A group of Brisbane engineering and IT students plans to make the world’s first integrated camera-helmet called Iris including outside and inside microphones so you can narrate as you ride.
It’s called Iris and the crowd-funding Kickstarter program launches today with a goal of $150,000.
The idea is the brainchild of fourth-year QUT mechanical engineering student Jack Swan, 23.
“I kept seeing riders, especially my father, attaching GoPros and similar devices to their helmets,” he says.
“Not only did it not look functional, but on further research I found it is reasonable unsafe if it has a rigid mount. There is a theory that the camera on Michael Schumacher’s helmet aggravated his head injury.”
So he and student colleagues set about developing their Iris in-helmet camera and microphone system without major helmet shell extrusions.
The sleek design features forward and backward-facing 1080p cameras recording in 30fps, plus inside and outside microphones. The electronics adds about 300g (depending on the final battery design) to the 1.85kg helmet.
Jack says that in a crash, the cameras are pushed up and away from your head, unlike externally-attached devices which can twist the rider’s neck and pull their head.
It also avoids the issue of whether attaching a camera to a helmet is legal.
The microphones will not only pick up outside noises, but also the rider’s narration and observations on their ride. Great for YouTube posts!

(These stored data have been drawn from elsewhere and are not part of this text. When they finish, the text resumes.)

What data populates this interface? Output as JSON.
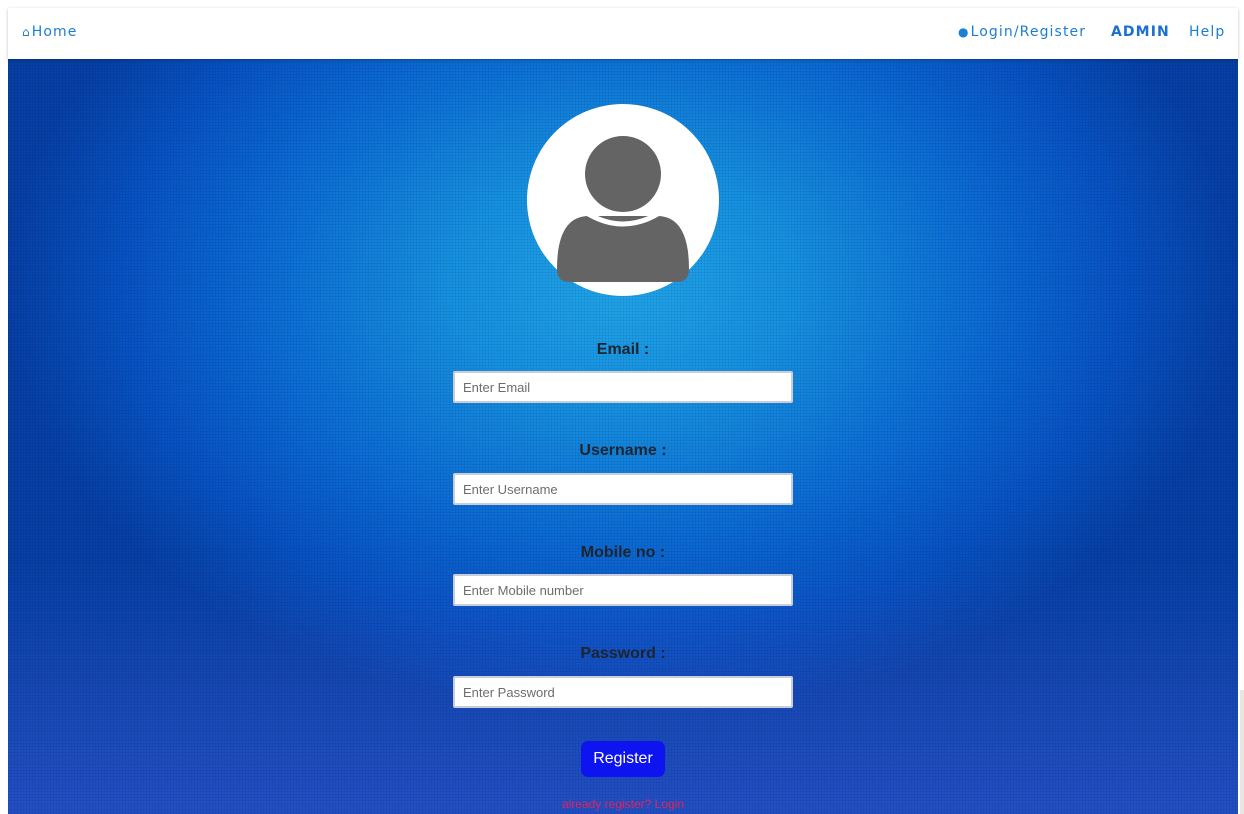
{
  "navbar": {
    "home_label": "Home",
    "login_register_label": "Login/Register",
    "admin_label": "ADMIN",
    "help_label": "Help"
  },
  "icons": {
    "home": "home-icon",
    "user": "user-icon",
    "avatar": "user-avatar-icon"
  },
  "form": {
    "email": {
      "label": "Email :",
      "placeholder": "Enter Email"
    },
    "username": {
      "label": "Username :",
      "placeholder": "Enter Username"
    },
    "mobile": {
      "label": "Mobile no :",
      "placeholder": "Enter Mobile number"
    },
    "password": {
      "label": "Password :",
      "placeholder": "Enter Password"
    },
    "register_label": "Register",
    "login_link": "already register? Login"
  },
  "colors": {
    "accent": "#1c7ed6",
    "button": "#0d14f0",
    "link": "#e0245e",
    "background": "#0c6fd6"
  }
}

Iris price and availability
They expect the Iris full-face helmet will cost $790 when it hits the market in about a year. It will be made in China and available in black and white at launch. Jack plans DIY graphics skins and other helmet styles in the future.
The world’s first helmet with an integrated camera system was to be the American Skully which was also crowd funded. It failed due to alleged gross misuse of funds.
Jack says they are not able to touch their Kickstarter funds until they reach their target and he promises to stay in touch with donors via email and Facebook on a regular basis.
“This is something I feel passionate about and something I enjoy doing; a real-world application of engineering knowledge,” says Jack who doesn’t ride but hopes to get his licence soon.
The Iris helmet will be tested for both European ECE and American DOT approval.
Jack says the Australian move to allow the sale and use of ECE helmets has made their process easier and cheaper without having to obtain a third safety certification.
The Iris group also plans to approach insurance companies to seek premium discounts for riders wearing their helmet.
“In the UK and US it’s common for cars with dashcams to get an insurance discount,” Jack says.
“I would love it if they applied the same offer to riders.”
Future helmet research
For his honours project, Jack is also working on a new method of helmet shock absorption.
“I can’t give too much away other than it is a metallic foam-based solution,” he says.
“This won’t be part of this helmet as it’s at least a few years down the line.”